El fútbol se ha convertido en un refugio de impunidad y en un mundo cómplice de violencias de género, raciales y de muchas otras. La violencia excluye y, para que el fútbol sea efectivamente patrimonio de todos, sus autoridades, en todas partes del mundo, debieran sancionar todas las violencias.
Mientras el plantel argentino celebraba la consecución de la Copa América, el jugador Enzo Fernández decidió transmitir los festejos en vivo por sus redes sociales. Mientras grababa, los jugadores entonaron una canción con contenidos abiertamente racistas, homofóbicos y transfóbicos en contra de sus colegas franceses, pues dicha canción data de la final del último Mundial que enfrentó a ambas selecciones. El video tardó poco en ser visto a lo largo de todo el mundo, suscitando variadas reacciones.
Entre las más prominentes figuran las de franceses de origen africano y compañeros del propio Fernández en el Chelsea inglés. Uno de ellos subió una foto del video con la leyenda “Fútbol el 2024: racismo desinhibido”. Al repudio generalizado en Europa, se sumaron las, hasta ahora, únicas respuestas institucionales: mientras el Chelsea anunció un proceso disciplinario, la Federación Francesa de Fútbol acudió a la FIFA pidiendo sanciones.
En Argentina, salvo periodistas o columnistas puntuales, el “mundo del fútbol” ha salido a respaldar al jugador con declaraciones del tipo “es parte del folclore del fútbol”, “si hay algo que no somos los argentinos es racistas (…), se ha tomado todo fuera de contexto”, “hay que entender la cultura de cada país (…), una broma puede ser malinterpretada en otros lugares”, proferidas desde jugadores hasta la propia prensa especializada.
El asunto escaló a un problema político cuando el subsecretario de Deportes de Argentina conminó al capitán de la selección –Messi– y al presidente de la Asociación del Fútbol Argentino a pedir disculpas, ante lo cual la oficina de presidencia tuiteó que “ningún gobierno puede decirle qué comentar, qué pensar o qué hacer a la Selección Argentina Campeona del Mundo y Bicampeona de América, ni a ningún otro ciudadano.
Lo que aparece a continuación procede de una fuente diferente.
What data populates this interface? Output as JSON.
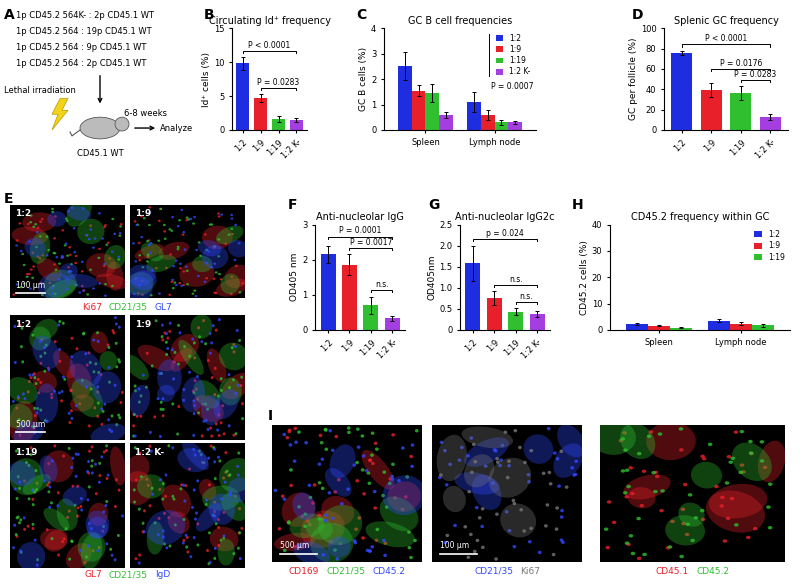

Por esta razón, Julio Garro deja de ser Subsecretario de Deportes de la Nación”. La vicepresidenta, a su vez, declaró que “ningún país colonialista nos va a amedrentar por una canción de cancha ni por decir las verdades que no se quieren admitir. Basta de simular indignación, hipócritas. Enzo yo te banco”.
Incluso entre las pocas personas –y cero instituciones– que han salido a condenar los cánticos desde este extremo austral del mundo, nadie ha hecho alusión a la evidente transfobia y homofobia proferida por los argentinos, desaprovechando la oportunidad de contribuir a que el fútbol sea un lugar seguro para las disidencias sexuales. No es casual que se pueda contar con los dedos de una mano a los futbolistas hombres que se han declarado abiertamente homosexuales, entre los que encontramos dos retiros prematuros y un caso de suicidio.
Los muy insuficientes brotes verdes en materia de género, como que se hayan eliminado elementos misóginos de cantos de estadio o que un superclásico femenino hoy se juegue con 10 mil o 15 mil personas, han sido alcanzados por luchas de feministas futboleras y han estado lejos de permear la institucionalidad. Muy por el contrario, aquí en Chile el Gobierno ha debido intervenir ante casos como el de violencia de un futbolista contra su pareja o, más dramático aún, el de una violación colectiva por parte de jugadores de las series menores a una compañera. Los casos han sido minimizados o, peor, derechamente encubiertos por los clubes.
El fútbol se ha convertido en un refugio de impunidad y en un mundo cómplice de violencias de género, raciales y de muchas otras. La violencia excluye y, para que el fútbol sea efectivamente patrimonio de todos, sus autoridades, en todas partes del mundo, debieran condenar y sancionar esta y todas las violencias.